そうか、音楽の話をしたら上機嫌で起きるのか。今度からはそうしよう。


ベッドからおりた郁也は、出かける準備をすることなく、さっそくギターを持って軽く音を鳴らす。


ヤバイな。これは、出かけずに家で練習するパターンだ。


しまった、と思った。音楽の話をすると、郁也はデートの約束なんてそっちのけでギターを弾き始めるのだ。


こういうことは度々あった。出かけるって言ったじゃん!と文句を言っても、別にいいじゃん、歌ってよ、と言われて。

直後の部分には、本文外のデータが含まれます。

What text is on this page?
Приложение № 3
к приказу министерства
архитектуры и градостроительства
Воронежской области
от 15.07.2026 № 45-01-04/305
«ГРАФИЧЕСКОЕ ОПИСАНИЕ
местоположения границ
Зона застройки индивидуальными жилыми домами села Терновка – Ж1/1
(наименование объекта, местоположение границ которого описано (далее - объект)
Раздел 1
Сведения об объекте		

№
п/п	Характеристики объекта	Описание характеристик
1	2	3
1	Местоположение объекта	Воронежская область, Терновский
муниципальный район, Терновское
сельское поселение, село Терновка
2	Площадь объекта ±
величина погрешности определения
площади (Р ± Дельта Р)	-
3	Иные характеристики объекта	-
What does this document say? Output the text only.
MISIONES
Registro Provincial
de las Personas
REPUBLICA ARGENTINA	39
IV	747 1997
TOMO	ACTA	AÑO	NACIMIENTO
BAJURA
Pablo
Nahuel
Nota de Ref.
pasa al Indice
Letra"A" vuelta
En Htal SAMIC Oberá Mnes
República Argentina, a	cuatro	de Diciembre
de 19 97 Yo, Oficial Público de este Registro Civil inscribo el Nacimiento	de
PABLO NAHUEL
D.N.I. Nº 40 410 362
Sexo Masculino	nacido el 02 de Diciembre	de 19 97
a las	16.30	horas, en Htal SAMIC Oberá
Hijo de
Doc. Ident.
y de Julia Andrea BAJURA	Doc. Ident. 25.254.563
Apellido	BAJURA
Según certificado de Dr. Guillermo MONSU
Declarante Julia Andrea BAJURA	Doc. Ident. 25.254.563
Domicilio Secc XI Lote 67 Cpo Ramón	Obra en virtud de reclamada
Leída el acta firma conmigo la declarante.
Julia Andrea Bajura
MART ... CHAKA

最初はふてくされていても、郁也のギターの音を聴いていると、いつの間にか歌い始めてしまって。結局、郁也にまんまと丸め込まれた私は、数時間後には笑っていて。


そうか。上機嫌で起きてくれるのはいいけれど、デートがなくなってしまうというデメリットもあるのか。


まあ、一緒にいられるなら、別にいいけれど。


「せっかく同棲始めたんだし、それっぽい曲歌おうか。『君がドアを閉めた後』とか」


「え?」


私は半同棲くらいかと思っていたけれど、郁也の中ではもう同棲していることになっているのか。


まあ確かに、実家にいるよりこの家にいる方が多くなっているし、当然のようにご飯を作ってお風呂を沸かして郁也の帰りを待っているわけで。